I haven’t blogged solely about OCD for a while so I though it might be time. I have been avoiding writing this post ever since I started this blog, it’s a really tough topic for me to write about as I still struggle with it myself at times and there’s always a fear that it may trigger something.
My first post on false memory OCD which I wrote over two years ago has been my most viewed post by a country mile and that just tells me how many other people are struggling with this one.
It is I believe one of the most isolating parts of OCD, as unfortunately it can come with a lot of shame as it often covers uncomfortable and distressing topics which are ‘taboo’ in society, as a result most people are terrified to talk about them.
I wrote about it once with regards to my fears around driving and the false memories/OCD thoughts that I might have hit/killed someone and not realised. Today I take it a step further and talk about another completely terrifying topic the fear/false memory that you may have interfered with a child.
I would say thinking you are a murderer or a paedophile are probably two of the scariest and most terrifying thoughts you could have.
OCD is very clever, because ultimately you know you haven’t done these things but because you cannot prove it 100% you spend hours obsessing over the fact you might have. You spend hours googling things and pretty much driving yourself insane going over the same situation again and again and again, slowly withdrawing from reality as OCD takes up all your mental energy.
Here it’s important to note with memory that the more we go over a situation the sketcher it actually gets. This is because we reconstruct memories from the last time we had the memory. Therefore you are NEVER going to get any additional information from that memory. What then starts to happen, if we continue to think over a memory, is that our brain – trying to be helpful – ‘fills in the gaps’, which is where false memory OCD can start to weave it’s evil way in too.
Now you have a triple whammy of OCD themes hitting you (Pure O, POCD, False memory OCD) which will mostly likely cause you to become, irritable, distracted and unable to function properly as you become so absorbed in your thoughts and to top it all off you are scared to tell anyone, as who would have these horrible thoughts and be ‘normal’ (whatever that is), and so you become more and more isolated, alone, depressed and miserable.
This part of Pure O and false memory OCD has made me think I’m the worst human alive and so scared to speak to others through fear of being judged that at times I have thought the only way out or release would be ending my life.
Pure O intrusive thoughts have made me too scared to give my niece a hug when I read her a story, scared to take my nephew to the bathroom and at times scared to bath or hug my own children through fear that I might do something inappropriate.
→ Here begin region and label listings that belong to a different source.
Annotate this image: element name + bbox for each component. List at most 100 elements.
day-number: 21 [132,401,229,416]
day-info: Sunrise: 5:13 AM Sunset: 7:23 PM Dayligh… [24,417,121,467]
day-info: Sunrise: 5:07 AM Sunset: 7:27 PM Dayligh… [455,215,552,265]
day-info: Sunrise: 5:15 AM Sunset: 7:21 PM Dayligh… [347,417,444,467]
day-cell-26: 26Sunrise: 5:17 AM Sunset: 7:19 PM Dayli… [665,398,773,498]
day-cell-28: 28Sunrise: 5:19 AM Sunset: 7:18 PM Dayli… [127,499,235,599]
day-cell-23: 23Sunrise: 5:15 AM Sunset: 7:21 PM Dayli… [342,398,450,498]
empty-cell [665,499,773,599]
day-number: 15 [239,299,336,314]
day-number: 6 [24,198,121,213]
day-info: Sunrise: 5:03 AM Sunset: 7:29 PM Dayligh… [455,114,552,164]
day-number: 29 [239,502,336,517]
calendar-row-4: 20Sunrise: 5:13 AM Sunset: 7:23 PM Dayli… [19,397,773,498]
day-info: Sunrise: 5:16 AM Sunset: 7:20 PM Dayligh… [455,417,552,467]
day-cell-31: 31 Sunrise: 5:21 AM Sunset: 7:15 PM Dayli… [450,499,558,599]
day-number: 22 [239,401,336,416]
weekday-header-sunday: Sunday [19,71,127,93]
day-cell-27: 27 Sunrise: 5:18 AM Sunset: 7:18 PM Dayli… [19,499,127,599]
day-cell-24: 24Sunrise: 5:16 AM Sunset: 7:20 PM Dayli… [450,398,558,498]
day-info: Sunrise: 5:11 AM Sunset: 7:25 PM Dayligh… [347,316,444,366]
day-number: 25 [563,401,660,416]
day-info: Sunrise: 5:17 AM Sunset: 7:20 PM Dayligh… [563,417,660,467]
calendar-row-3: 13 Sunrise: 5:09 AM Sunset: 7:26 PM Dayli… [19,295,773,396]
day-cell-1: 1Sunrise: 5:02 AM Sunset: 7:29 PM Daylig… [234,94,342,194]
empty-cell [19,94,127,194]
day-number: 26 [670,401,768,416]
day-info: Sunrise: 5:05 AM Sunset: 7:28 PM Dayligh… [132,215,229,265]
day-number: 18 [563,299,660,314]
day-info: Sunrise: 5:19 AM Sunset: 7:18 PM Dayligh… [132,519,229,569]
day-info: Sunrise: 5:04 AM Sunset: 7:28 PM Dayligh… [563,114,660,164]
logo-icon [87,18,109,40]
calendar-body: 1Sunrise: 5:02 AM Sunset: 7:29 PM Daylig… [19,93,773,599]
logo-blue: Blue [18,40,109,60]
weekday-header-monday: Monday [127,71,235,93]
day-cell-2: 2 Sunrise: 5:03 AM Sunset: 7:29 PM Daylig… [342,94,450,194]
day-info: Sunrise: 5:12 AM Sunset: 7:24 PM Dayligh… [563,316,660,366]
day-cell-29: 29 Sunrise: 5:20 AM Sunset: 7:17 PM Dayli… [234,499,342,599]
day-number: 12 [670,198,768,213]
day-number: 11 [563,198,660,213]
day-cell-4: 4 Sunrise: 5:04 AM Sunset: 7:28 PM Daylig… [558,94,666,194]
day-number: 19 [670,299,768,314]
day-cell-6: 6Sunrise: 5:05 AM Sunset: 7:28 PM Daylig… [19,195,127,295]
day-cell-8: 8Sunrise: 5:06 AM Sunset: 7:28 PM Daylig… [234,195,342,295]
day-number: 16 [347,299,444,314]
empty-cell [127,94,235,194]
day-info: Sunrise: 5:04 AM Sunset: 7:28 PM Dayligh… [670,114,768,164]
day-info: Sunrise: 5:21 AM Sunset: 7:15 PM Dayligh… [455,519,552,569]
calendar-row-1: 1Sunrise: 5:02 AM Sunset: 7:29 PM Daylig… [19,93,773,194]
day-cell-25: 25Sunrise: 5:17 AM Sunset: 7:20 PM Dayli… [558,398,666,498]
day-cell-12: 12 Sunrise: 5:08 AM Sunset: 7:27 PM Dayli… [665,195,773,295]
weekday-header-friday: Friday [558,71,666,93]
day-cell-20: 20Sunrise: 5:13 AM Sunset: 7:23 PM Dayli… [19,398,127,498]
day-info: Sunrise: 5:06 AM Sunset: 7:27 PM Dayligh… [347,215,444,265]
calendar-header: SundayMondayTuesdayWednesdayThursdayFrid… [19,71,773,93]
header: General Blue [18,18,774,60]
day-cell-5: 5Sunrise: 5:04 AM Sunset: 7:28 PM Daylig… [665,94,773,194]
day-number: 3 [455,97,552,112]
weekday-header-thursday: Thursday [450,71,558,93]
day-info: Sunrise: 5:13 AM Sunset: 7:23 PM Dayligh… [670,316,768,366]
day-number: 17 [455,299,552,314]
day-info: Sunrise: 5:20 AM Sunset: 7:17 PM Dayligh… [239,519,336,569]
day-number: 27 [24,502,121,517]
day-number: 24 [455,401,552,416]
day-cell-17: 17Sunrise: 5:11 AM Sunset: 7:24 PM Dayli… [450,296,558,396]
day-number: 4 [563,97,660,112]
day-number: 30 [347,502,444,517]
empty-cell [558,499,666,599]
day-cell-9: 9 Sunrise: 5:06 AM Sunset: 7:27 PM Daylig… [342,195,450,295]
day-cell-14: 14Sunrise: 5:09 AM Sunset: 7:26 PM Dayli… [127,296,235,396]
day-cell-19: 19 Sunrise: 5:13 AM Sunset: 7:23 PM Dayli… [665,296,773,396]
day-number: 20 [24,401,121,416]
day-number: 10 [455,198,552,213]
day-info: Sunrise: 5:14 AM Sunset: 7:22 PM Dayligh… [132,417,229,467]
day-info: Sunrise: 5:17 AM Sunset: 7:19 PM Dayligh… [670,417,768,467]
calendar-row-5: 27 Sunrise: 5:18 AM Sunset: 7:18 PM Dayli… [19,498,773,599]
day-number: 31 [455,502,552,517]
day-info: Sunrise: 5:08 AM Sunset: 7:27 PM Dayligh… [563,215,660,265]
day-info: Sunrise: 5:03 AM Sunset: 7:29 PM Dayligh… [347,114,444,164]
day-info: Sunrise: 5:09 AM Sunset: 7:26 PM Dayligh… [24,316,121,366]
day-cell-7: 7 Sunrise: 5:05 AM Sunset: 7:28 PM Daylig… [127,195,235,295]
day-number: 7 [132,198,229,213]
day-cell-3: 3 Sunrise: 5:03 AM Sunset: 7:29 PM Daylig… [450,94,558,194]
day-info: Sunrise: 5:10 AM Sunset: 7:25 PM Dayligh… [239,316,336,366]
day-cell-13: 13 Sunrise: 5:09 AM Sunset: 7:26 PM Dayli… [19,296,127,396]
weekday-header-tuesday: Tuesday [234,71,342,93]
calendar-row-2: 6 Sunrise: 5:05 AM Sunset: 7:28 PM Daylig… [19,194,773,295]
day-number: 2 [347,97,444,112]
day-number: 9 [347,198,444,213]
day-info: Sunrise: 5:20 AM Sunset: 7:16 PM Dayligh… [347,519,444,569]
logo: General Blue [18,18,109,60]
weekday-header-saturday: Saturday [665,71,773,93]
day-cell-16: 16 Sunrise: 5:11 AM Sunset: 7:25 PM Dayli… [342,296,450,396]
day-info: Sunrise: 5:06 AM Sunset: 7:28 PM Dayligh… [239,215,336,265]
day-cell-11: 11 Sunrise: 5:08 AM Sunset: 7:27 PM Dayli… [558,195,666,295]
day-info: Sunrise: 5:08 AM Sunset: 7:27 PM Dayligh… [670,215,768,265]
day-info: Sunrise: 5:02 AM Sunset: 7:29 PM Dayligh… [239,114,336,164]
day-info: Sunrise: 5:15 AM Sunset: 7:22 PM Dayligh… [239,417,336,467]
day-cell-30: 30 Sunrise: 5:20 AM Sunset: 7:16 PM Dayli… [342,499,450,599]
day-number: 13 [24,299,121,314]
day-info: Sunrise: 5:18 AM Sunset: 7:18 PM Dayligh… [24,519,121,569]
All this I am sad to say in the past has led me to withdraw from seeing my family and friends and made me feel like the only way out is ending my own life. The thought that I could harm some of the people in this world who I love the most has been completely horrifying and probably the worst part of my OCD over the years, hence why it’s taken me so long to write about it.
However I am happy to say I did speak to someone, I did get help and I am sitting here now writing this so that others don’t have to suffer too, awareness is everything with OCD, it can only live if you don’t talk about it.
Having a thought does not make it real or you a bad person, we all have them. It does not mean that you will harm a child or do something inappropriate.
This also leads onto another OCD pattern called ‘Thought-Action-Fusion’ defined by the national library of medicine as:
‘the tendency for individuals to assume that certain thoughts either imply the immorality of their character or increase the likelihood of catastrophic events.’
So a belief that just having a though makes it somehow more likely, real or mean something about you as a person.
It can be extremely difficult to talk about these intrusive thoughts, particularly if they include people close to you or their children or even your own children but it is unbelievably important that you do if you are having them and they are causing you mental anguish.
Doctors are trained to hear about these thoughts and will not think you are crazy or a horrible person, they will be sympathetic and understanding, they will have heard it all before. If you are still unsure it can help to go to a psychologist who is specially trained in OCD therapy to guarantee you will be understood.
You have to believe in yourself and your values, know that you are a good person who finds these thoughts repulsive and disturbing because you have strong morals and high expectations of yourself.
I have come such a long way with these intrusive thoughts, I have gone from feeling like I can’t bath my son, to pushing myself to and letting the thoughts be, to now not even having the thoughts at all. Bath time has actually become a fun time, splashing about and laughing.
I hope by putting this out there that it will help people in a similar position to feel less alone and seek help. This has been unbelievably hard for me to write about and has actually bought tears to my eyes but if it can help one person then it has been worth it.
A couple of other places which I found really useful, if you’re not quite ready to talk yet, were the Instagram accounts of:
@jenna.overbaugh and @alegrakastens both are trained psychologists who specialise in OCD and have fantastic posts about the more taboo sides of OCD.